Juin 2015 /245

Fine oreille

Lutte contre la surdité

L’équipe du Pr Brigitte Malgrange est sur une piste prometteuse qui permettrait de régénérer les cellules ciliées au sein de l’oreille interne. Ces cellules sont primordiales pour la transmission de l’information auditive.
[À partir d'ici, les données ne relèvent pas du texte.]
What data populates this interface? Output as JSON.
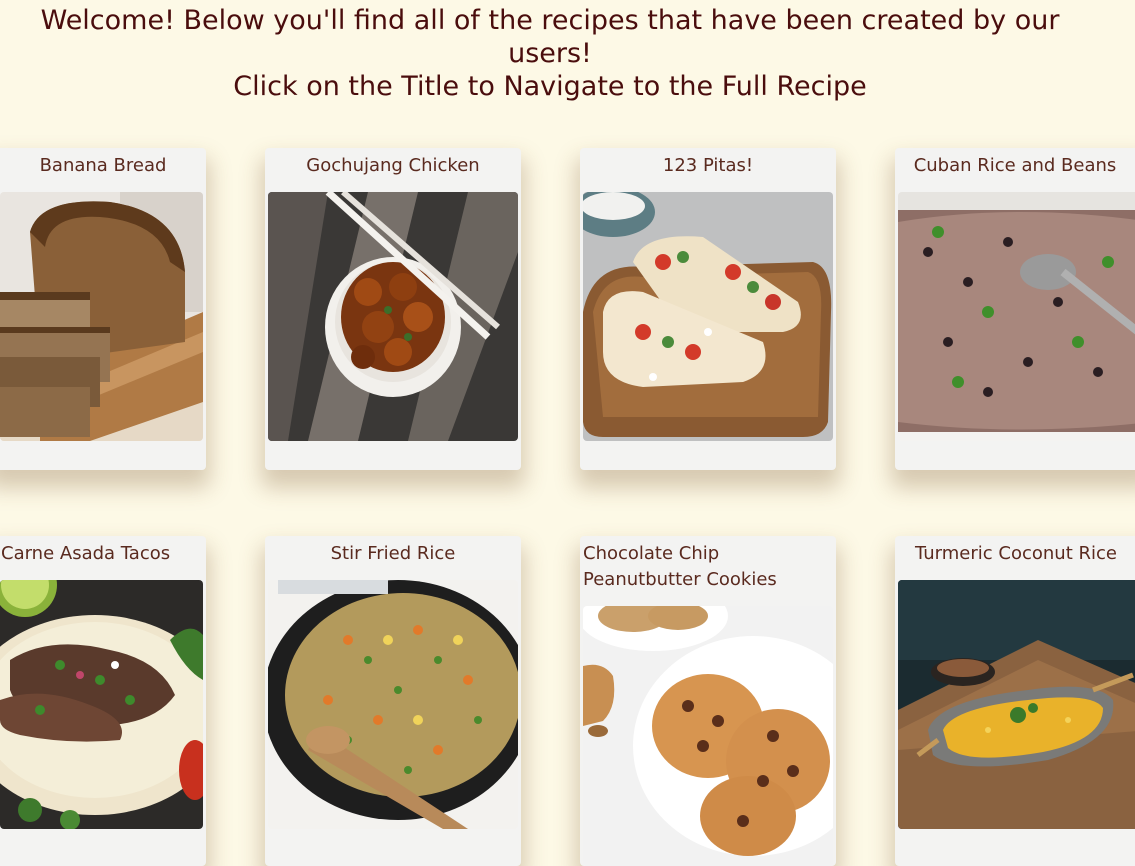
{
  "header": {
    "line1": "Welcome! Below you'll find all of the recipes that have been created by our users!",
    "line2": "Click on the Title to Navigate to the Full Recipe"
  },
  "recipes": [
    {
      "title": "Banana Bread",
      "image_alt": "banana-bread-photo"
    },
    {
      "title": "Gochujang Chicken",
      "image_alt": "gochujang-chicken-photo"
    },
    {
      "title": "123 Pitas!",
      "image_alt": "pitas-photo"
    },
    {
      "title": "Cuban Rice and Beans",
      "image_alt": "rice-and-beans-photo"
    },
    {
      "title": "Carne Asada Tacos",
      "image_alt": "carne-asada-tacos-photo"
    },
    {
      "title": "Stir Fried Rice",
      "image_alt": "stir-fried-rice-photo"
    },
    {
      "title": "Chocolate Chip Peanutbutter Cookies",
      "image_alt": "cookies-photo"
    },
    {
      "title": "Turmeric Coconut Rice",
      "image_alt": "turmeric-rice-photo"
    }
  ]
}
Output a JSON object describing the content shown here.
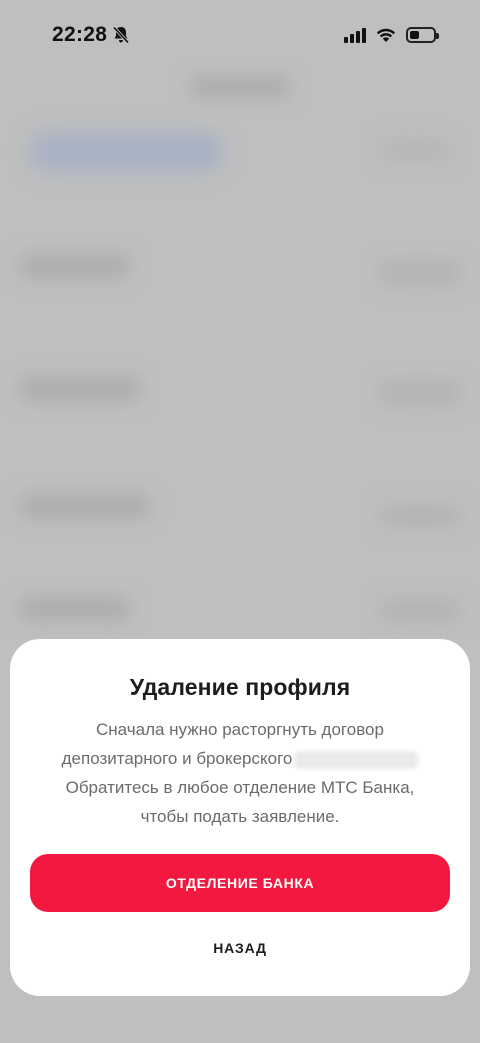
{
  "status_bar": {
    "time": "22:28",
    "icons": [
      "bell-slash-icon",
      "signal-icon",
      "wifi-icon",
      "battery-icon"
    ]
  },
  "dialog": {
    "title": "Удаление профиля",
    "body_line1": "Сначала нужно расторгнуть договор",
    "body_line2": "депозитарного и брокерского",
    "body_line3": "Обратитесь в любое отделение МТС Банка,",
    "body_line4": "чтобы подать заявление.",
    "primary_button_label": "ОТДЕЛЕНИЕ БАНКА",
    "secondary_button_label": "НАЗАД"
  },
  "colors": {
    "accent": "#f2183f",
    "overlay": "#bfbfbf",
    "sheet": "#ffffff"
  }
}
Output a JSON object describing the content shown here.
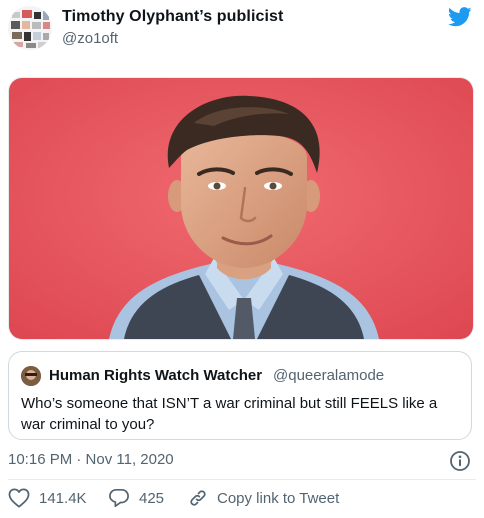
{
  "tweet": {
    "author_name": "Timothy Olyphant’s publicist",
    "author_handle": "@zo1oft",
    "timestamp": "10:16 PM · Nov 11, 2020"
  },
  "quoted": {
    "author_name": "Human Rights Watch Watcher",
    "author_handle": "@queeralamode",
    "text": "Who’s someone that ISN’T a war criminal but still FEELS like a war criminal to you?"
  },
  "actions": {
    "likes": "141.4K",
    "replies": "425",
    "copy_link": "Copy link to Tweet"
  },
  "colors": {
    "twitter_blue": "#1d9bf0",
    "photo_background": "#e8525a",
    "secondary_text": "#536471"
  },
  "icons": [
    "twitter-bird-icon",
    "info-icon",
    "heart-icon",
    "reply-icon",
    "link-icon"
  ]
}
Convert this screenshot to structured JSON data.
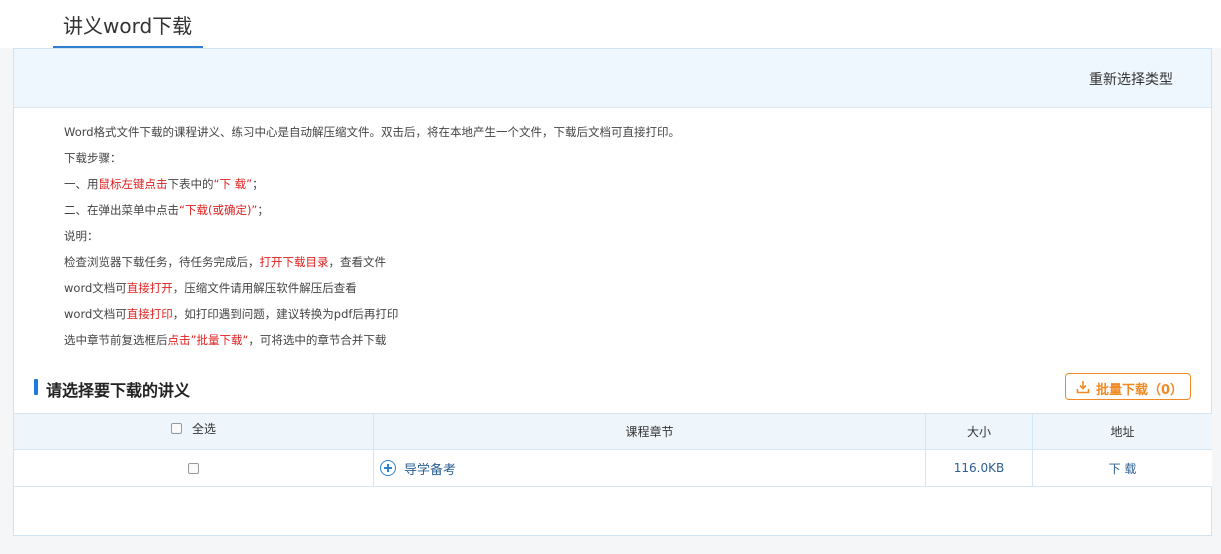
{
  "page": {
    "tab_title": "讲义word下载"
  },
  "header": {
    "reselect_label": "重新选择类型"
  },
  "notes": {
    "intro": "Word格式文件下载的课程讲义、练习中心是自动解压缩文件。双击后，将在本地产生一个文件，下载后文档可直接打印。",
    "steps_title": "下载步骤：",
    "step1_a": "一、用",
    "step1_red": "鼠标左键点击",
    "step1_b": "下表中的",
    "step1_red2": "“下 载”",
    "step1_c": "；",
    "step2_a": "二、在弹出菜单中点击",
    "step2_red": "“下载(或确定)”",
    "step2_b": "；",
    "explain_title": "说明：",
    "explain1_a": "检查浏览器下载任务，待任务完成后，",
    "explain1_red": "打开下载目录",
    "explain1_b": "，查看文件",
    "explain2_a": "word文档可",
    "explain2_red": "直接打开",
    "explain2_b": "，压缩文件请用解压软件解压后查看",
    "explain3_a": "word文档可",
    "explain3_red": "直接打印",
    "explain3_b": "，如打印遇到问题，建议转换为pdf后再打印",
    "explain4_a": "选中章节前复选框后",
    "explain4_red": "点击”批量下载“",
    "explain4_b": "，可将选中的章节合并下载"
  },
  "section": {
    "title": "请选择要下载的讲义",
    "batch_label": "批量下载（0）",
    "accent_color": "#f08a24"
  },
  "table": {
    "columns": {
      "select_all": "全选",
      "chapter": "课程章节",
      "size": "大小",
      "address": "地址"
    },
    "rows": [
      {
        "checked": false,
        "chapter": "导学备考",
        "size": "116.0KB",
        "address": "下 载"
      }
    ]
  },
  "icons": {
    "expand": "plus-circle-icon",
    "batch": "download-icon"
  }
}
SurditePlus de 5% de la population mondiale souffre de déficience auditive incapacitante,selon l’Organisation mondiale de la santé (OMS). De manière générale, la déficience auditive ou la surdité peuvent être dues à des causes congénitales ou être “acquises”. Selon le type de structure atteinte au niveau de l’oreille, on parle de surdité de transmission ou de surdité de perception. La première concerne plus particulièrement l’oreille externe ou moyenne tandis que la seconde est causée par un endommagement de l’oreille interne ou du nerf auditif. C’est à ces structures, et donc à la surdité de perception, que s’intéresse l’équipe du Pr Brigitte Malgrange, directrice de l’unité de recherche neurobiologie du développement du Giga.
« L’objectif de nos recherches est de mieux comprendre le développement de la portion auditive de la cochlée, organe de l’audition, explique-t-elle. Au sein de la cochlée se trouve “l’organe de Corti”, l’élément sensoriel de l’audition. » Cet organe est composé de deux grands types de cellules : des cellules de soutien et des cellules ciliées. « Ces dernières transmettent directement l’information auditive aux neurones de sorte qu’elle puisse arriver jusqu’au cerveau », reprend la chercheuse. Les cellules ciliées sont donc d’une importance capitale dans la perception du son. Lorsqu’elles sont détruites, elles ne régénèrent pas et c’est ainsi que l’on peut en arriver à la surdité de perception.
Dans le cadre de son doctorat, Jean Defourny a étudié comment ces cellules sont générées. « Comprendre les mécanismes sous-jacents au développement des cellules ciliés pourrait nous permettre d’essayer de mobiliser ces mécanismes pour lutter contre la surdité », poursuit Brigitte Malgrange. Les recherches les concernant ont débouché sur une découverte prometteuse et les résultats de cette étude sont publiés dans la revue Nature Communications*. « Nous avons identifié une voie de signalisation impliquant la protéine Ephrin-B2 et son récepteur spécifique EphA4. Ceux-ci jouent un rôle très important dans le maintien de l’identité des cellules au sein de l’organe de Corti, révèle Brigitte Malgrange. La protéine Ephrin-B2 n’est présente que dans les cellules de soutien, pas dans les cellules ciliées. Lorsqu’on inhibe l’expression du gène codant pour cette protéine ou la fonction de celle-ci, les cellules de soutien se différencient en cellules ciliées. »
MalgrangeBrigitteCette découverte d’intérêt majeur permet donc d’induire de nouvelles cellules ciliées directement au bon endroit au niveau de l’oreille interne. Si les chercheurs liégeois semblent être sur la bonne voie pour faire face à la surdité de perception liée à la perte de cellules ciliées, d’autres étapes sont encore nécessaires. « Nous devons maintenant vérifier que ces cellules ciliées nouvellement générées se connectent correctement aux neurones sensoriels de l’oreille interne. Ce n’est qu’à cette condition que le son pourra être transmis au cerveau », précise Brigitte Malgrange. Ces travaux de recherche sont actuellement en cours au GIGA-Neurosciences.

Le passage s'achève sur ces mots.